Un motore di crescita per l’Italia Quanto vale l’e-commerce in Italia, e come sta cambiando? La risposta più autorevole sul tema è quella di Netcomm, il consorzio nazionale del commercio elettronico. Secondo uno studio condotto in collaborazione con The European House – Ambrosetti, la filiera dell’e-commerce e del retail digitalizzato valeva nel 2021 circa 71 miliardi di euro (+4,4% sul 2020, già un anno di forte crescita) ed è uno tra i principali motori della nostra economia.
Nella catena del valore rientrano le vendite online (marketplace e retailer totalmente o parzialmente attivi sul canale digitale ma anche piattaforme pubblicitarie, servizi integrati per la presenza Web e le attività di customer care) e i servizi a supporto, come logistica, packaging e sistemi di pagamento. Lo studio ha calcolato che 100 euro investiti questa filiera hanno una ricaduta pari a 148 euro sull’economia nazionale; ogni 100 unità di lavoro generate in modo diretto dalle attività di e-commerce e digital retail, si creano altrove altri 141 posti di lavoro. Considerando la crescita di fatturato delle aziende del settore privato in Italia nel quinquennio 2016-2020, oltre il 40% deriva dalla filiera di e-commerce e digital retail.
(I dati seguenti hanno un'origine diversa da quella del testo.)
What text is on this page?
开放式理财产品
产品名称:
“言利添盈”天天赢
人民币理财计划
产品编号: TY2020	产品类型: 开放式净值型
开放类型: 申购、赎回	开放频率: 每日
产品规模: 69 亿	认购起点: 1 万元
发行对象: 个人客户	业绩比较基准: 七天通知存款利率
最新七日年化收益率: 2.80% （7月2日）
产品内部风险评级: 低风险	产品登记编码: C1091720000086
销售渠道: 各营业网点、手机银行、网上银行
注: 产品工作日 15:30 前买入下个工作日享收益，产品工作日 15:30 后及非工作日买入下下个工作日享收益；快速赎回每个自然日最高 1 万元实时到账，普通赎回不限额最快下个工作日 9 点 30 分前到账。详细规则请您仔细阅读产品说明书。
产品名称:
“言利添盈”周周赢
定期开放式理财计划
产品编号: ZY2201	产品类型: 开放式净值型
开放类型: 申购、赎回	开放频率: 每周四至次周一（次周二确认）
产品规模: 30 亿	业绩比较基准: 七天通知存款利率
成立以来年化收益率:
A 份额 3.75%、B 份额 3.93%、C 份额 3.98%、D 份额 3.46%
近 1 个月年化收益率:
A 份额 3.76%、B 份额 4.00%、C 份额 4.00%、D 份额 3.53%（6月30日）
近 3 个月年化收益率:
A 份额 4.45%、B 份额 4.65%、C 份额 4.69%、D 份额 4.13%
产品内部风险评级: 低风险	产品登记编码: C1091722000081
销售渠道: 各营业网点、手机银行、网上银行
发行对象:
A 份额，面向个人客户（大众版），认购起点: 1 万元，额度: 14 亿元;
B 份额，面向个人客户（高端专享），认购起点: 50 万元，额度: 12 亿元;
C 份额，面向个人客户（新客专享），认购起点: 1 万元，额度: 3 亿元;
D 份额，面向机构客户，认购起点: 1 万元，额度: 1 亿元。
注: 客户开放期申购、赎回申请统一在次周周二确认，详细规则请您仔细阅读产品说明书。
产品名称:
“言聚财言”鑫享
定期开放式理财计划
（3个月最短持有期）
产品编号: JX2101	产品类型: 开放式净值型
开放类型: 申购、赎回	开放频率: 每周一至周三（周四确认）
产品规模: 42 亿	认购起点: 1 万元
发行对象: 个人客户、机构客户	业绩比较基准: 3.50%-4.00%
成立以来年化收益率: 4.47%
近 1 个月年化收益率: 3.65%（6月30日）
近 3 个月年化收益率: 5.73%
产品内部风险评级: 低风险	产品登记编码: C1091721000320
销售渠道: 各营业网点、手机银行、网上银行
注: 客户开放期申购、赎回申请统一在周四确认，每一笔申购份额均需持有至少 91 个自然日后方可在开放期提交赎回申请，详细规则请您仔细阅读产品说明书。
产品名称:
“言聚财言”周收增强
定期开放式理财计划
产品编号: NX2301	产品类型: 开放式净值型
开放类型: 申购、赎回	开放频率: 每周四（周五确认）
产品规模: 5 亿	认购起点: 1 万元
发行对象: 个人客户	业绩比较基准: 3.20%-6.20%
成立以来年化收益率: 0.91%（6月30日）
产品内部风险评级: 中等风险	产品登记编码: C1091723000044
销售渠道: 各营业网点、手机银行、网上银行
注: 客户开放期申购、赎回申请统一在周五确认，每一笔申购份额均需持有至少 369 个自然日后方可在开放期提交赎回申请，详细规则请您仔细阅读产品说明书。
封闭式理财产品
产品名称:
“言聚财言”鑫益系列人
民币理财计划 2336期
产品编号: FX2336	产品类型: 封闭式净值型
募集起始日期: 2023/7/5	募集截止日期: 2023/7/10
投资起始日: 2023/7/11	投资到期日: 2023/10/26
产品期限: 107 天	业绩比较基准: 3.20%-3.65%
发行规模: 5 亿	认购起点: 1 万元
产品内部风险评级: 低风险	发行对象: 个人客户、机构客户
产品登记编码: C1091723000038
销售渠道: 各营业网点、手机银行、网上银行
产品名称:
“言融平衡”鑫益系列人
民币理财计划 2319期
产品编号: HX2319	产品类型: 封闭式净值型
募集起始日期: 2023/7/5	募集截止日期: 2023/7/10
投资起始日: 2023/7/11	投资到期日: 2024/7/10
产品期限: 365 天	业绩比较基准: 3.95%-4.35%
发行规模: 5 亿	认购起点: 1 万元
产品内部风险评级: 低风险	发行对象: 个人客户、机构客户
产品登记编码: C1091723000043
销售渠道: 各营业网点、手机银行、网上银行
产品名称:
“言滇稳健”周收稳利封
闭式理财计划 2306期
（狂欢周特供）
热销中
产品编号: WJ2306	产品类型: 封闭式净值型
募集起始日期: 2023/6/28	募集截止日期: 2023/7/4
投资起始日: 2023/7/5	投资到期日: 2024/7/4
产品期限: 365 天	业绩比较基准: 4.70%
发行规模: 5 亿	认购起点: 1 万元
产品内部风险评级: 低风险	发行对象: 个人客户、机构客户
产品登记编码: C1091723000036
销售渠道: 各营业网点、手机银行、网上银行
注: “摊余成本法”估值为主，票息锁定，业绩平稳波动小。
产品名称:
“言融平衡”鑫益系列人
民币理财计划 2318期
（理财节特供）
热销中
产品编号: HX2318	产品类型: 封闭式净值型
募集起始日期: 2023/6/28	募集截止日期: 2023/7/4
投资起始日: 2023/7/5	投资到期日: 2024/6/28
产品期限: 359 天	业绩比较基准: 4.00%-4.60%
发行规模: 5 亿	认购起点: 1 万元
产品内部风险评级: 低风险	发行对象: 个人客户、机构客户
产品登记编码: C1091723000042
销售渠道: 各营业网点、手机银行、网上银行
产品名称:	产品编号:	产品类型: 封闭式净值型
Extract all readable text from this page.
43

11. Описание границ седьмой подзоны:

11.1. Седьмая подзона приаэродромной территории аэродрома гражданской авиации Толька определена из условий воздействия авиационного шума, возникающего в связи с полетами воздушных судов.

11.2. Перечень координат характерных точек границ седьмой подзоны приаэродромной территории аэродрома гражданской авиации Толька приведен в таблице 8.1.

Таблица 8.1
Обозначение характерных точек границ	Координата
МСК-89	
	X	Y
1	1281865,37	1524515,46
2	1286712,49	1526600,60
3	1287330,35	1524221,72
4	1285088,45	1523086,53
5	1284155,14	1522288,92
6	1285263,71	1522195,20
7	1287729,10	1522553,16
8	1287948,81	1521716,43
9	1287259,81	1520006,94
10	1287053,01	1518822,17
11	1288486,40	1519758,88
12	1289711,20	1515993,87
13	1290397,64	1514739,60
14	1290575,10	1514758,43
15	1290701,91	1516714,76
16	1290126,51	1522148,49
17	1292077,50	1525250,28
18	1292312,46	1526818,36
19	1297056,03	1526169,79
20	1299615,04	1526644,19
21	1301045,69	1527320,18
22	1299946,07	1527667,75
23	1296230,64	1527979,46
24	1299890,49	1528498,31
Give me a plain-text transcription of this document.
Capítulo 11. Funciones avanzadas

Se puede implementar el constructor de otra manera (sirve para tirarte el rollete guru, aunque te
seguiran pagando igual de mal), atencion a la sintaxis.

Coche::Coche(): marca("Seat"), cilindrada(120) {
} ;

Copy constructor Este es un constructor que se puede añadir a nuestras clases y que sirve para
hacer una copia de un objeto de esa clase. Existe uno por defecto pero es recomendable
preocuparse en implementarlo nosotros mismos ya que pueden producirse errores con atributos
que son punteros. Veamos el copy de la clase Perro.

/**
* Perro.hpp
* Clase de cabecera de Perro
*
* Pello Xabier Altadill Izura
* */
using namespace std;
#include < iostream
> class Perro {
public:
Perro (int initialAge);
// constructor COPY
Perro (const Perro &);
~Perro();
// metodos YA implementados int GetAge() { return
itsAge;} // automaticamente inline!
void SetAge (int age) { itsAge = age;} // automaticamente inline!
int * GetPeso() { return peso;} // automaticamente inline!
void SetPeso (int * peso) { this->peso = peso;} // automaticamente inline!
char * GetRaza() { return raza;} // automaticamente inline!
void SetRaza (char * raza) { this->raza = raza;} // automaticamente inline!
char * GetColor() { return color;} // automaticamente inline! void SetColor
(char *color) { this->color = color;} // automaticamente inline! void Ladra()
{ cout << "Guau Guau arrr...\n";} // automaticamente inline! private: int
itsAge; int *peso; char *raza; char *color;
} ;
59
“Alla luce dei risultati di questo studio non possiamo che decretare una volta per tutte la fine della concezione di ecommerce come un semplice trend”, ha dichiarato il presidente di Netcomm, Roberto Liscia. “La rete del valore del commercio digitale è molto di più: stiamo parlando di una filiera concreta e tangibile che fa crescere la nostra economia più di tutte le altre 98 attività economiche prese in considerazione e che riguarda 723mila imprese”.
Mentre la distribuzione delle aziende attive è abbastanza uniforme sul territorio italiano, oltre metà del giro d’affari si concentra nel Nord-Ovest, e in particolare in Lombardia. Lo studio di Netcomm e Ambrosetti ha anche evidenziato che solo per una minima parte delle imprese (10% di chi opera nel B2B e 6,4% di chi vende B2C) l’investimento sui canali digitali ha comportato chiusure o ridimensionamenti dei negozi tradizionali.
In Italia non soltanto l’e-commerce B2C è in crescita. L’anno scorso il 61% delle aziende ha adottato soluzioni digitali per la vendita business-to-business, secondo quanto emerso da un altro studio di Netcomm, realizzato con il supporto di Adacto/Adiacent, Big Commerce e Rewi: il dato segna un incremento del 12% sul 2021. “Nel post-pandemia”, ha commentato Liscia, “la possibilità di fidelizzare il cliente attraverso il miglioramento e l’innovazione del servizio offerto è diventata la ragione principale che spinge le aziende alla digitalizzazione delle transazioni commerciali B2B”. Sul totale delle vendite B2B in Italia, la quota dei canali digitali si limita oggi all’11% ma si prevede arriverà al 25% nell’arco di tre anni.
C ome preferiamo acquistare? Sebbene saldare in contanti alla consegna sia quasi sempre possibile, i pagamenti digitali sono di gran lunga l’opzione preferita da chi compra online. Statista ha calcolato per l’Italia 67 miliardi di euro di valore complessivo dei pagamenti digitali nel commercio elettronico del 2022, cifra che raddoppierà nell’arco di quattro anni. Parallelamente ci sarà un boom (+165% in quattro anni) di pagamenti realizzati tramite smartphone nei negozi fisici, per un giro d’affari che nel 2026 sfiorerà i 60 miliardi di euro.